Con l’approvazione ieri da parte del governo dei quattro decreti legislativi, diventano effettive le regole del mercato del lavoro ridisegnate dalla legge 10 dicembre 2014, numero 183.

Con enfasi semplificatoria il presidente del consiglio Matteo Renzi ha parlato di “rottamazione”, sia del precariato sia dell’articolo 18 dello statuto dei lavoratori che prevedeva il reintegro dei licenziati sul posto di lavoro. Nei decreti ci sono, in realtà, numerose misure che vanno dall’introduzione del contratto a tempo indeterminato a tutele crescenti al riordino degli ammortizzatori sociali con l’avvio di una nuova assicurazione per chi perde il lavoro (Naspi) e di un assegno di disoccupazione (Asdi) esteso anche ai futuri ex co.co.co. rimasti senza lavoro (Dis-Col).

Le reazioni contrarie al provvedimento continuano a essere veementi e si concentrano sia sul merito del provvedimento che sul suo percorso legislativo. Il fatto che il governo non abbia tenuto in considerazione il parere negativo, sebbene non vincolante, del parlamento sull’abolizione dell’articolo 18 per i licenziamenti collettivi ha suscitato anche le critiche della terza carica dello stato, la presidente della camera Laura Boldrini. A rompersi anche la fragile tregua interna al Partito democratico con l’ex viceministro all’economia, Stefano Fassina, che bolla il Jobs act come “una riforma degna della troika”.

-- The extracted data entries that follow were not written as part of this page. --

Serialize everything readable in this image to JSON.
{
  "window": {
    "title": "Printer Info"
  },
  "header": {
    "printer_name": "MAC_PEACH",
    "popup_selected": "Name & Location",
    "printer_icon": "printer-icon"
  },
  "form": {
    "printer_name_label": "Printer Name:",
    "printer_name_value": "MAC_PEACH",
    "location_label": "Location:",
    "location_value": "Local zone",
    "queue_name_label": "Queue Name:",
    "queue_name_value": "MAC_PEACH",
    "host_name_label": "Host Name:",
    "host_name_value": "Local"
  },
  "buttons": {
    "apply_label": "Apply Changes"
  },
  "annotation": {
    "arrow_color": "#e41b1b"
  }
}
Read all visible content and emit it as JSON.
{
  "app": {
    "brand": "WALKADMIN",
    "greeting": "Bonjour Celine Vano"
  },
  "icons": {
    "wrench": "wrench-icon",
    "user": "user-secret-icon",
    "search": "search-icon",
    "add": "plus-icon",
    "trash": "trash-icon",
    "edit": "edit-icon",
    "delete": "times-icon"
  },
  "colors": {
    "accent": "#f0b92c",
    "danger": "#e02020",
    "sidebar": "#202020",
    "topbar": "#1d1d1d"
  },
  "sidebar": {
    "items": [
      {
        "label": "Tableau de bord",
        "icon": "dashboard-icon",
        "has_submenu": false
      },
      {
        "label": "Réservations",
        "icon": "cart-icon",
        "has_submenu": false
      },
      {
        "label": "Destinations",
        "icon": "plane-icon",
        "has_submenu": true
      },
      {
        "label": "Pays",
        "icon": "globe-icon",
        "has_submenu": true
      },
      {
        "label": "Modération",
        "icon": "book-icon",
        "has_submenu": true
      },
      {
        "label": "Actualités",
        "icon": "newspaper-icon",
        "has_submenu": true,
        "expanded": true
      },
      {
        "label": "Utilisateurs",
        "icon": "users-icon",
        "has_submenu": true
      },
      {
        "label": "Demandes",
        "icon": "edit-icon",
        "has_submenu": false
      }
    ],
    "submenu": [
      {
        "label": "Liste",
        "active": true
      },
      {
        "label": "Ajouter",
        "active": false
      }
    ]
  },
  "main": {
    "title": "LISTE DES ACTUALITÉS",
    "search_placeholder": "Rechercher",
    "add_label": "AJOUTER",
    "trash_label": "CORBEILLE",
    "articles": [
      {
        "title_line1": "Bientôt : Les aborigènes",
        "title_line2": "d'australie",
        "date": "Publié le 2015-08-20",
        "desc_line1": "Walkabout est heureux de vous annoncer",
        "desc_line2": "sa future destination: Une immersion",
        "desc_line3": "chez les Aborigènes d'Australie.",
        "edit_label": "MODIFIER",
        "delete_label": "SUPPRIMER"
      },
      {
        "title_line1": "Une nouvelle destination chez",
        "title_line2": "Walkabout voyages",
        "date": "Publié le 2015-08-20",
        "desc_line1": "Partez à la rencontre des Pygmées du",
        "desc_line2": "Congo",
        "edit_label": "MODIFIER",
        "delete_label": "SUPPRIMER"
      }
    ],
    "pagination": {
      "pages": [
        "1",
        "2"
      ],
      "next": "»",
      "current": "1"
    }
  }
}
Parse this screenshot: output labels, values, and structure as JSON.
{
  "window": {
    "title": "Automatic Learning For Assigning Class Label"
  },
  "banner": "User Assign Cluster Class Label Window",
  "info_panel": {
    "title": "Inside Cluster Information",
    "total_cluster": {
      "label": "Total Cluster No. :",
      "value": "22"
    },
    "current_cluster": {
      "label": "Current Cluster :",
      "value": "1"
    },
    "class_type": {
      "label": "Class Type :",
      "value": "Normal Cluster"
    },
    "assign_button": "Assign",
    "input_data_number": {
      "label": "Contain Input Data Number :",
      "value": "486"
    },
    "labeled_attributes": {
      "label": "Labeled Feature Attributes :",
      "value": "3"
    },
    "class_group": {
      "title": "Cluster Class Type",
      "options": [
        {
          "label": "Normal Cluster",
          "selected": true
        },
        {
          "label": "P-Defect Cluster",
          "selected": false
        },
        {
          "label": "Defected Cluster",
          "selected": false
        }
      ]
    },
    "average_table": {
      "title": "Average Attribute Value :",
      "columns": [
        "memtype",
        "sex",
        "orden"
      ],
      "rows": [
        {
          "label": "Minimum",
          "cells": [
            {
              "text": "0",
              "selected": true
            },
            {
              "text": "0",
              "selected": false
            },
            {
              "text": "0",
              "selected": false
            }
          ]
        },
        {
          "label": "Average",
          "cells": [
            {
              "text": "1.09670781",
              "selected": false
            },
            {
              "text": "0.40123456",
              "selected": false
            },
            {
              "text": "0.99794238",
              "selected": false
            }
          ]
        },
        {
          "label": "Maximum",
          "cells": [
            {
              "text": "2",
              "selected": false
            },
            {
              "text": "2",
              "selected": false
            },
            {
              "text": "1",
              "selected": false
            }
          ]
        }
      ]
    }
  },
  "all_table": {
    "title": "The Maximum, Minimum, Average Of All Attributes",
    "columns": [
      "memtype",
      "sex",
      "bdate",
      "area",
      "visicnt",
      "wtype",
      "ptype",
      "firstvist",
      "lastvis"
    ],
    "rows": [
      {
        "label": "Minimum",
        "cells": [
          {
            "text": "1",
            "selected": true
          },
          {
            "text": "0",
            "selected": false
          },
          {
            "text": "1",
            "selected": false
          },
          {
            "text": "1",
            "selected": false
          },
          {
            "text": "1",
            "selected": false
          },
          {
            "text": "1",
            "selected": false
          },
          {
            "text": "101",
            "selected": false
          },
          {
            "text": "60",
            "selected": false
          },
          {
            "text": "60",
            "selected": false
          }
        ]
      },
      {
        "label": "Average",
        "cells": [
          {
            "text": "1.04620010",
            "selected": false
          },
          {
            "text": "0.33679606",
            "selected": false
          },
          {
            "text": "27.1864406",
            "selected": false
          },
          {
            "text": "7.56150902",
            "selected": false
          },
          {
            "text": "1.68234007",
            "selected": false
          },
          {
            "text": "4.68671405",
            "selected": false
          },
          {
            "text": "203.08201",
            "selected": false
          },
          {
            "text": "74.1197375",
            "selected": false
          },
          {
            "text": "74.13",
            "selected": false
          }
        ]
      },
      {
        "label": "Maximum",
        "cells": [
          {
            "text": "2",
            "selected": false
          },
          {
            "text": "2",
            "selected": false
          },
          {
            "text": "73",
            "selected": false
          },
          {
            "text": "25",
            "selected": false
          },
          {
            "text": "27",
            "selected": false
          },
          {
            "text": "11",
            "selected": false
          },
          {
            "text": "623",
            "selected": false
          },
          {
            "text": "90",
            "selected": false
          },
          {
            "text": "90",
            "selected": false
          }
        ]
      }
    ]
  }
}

È il principale dei sindacati italiani, la Cgil, a criticare più duramente il merito dei decreti del governo, a cominciare dall’indebolimento dell’articolo 18. Ed è dalla Fiom guidata da Maurizio Landini che arriva la prima delle incognite che il Jobs act si troverà probabilmente ad affrontare.

Il leader dei metalmeccanici, infatti, da molti indicato come l’unica possibile personalità in grado di costruire un’alternativa a Renzi da sinistra, nelle ultime ore è tornato con insistenza a riproporre l’idea di un referendum abrogativo delle nuove norme sul mercato del lavoro. È su una battaglia di questo genere, che non implicherebbe apertamente un impegno in politica, che si potrebbe coagulare il dissenso della sinistra sociale rappresentata ora da Landini. Ed è qui che potrebbero convergere sia le personalità politiche della maggioranza di governo che hanno contrastato il Jobs act, sia le diverse forze di opposizione, dal Movimento 5 stelle alla Lega nord.

La seconda incognita da sciogliere viene esposta senza troppi misteri dal fronte dei favorevoli al Jobs act. In questi mesi “giusta direzione” sembrava essere l’unanime commento sul provvedimento del governo da parte di Confindustria, Ocse, Fondo monetario internazionale e di molti esponenti politici moderati.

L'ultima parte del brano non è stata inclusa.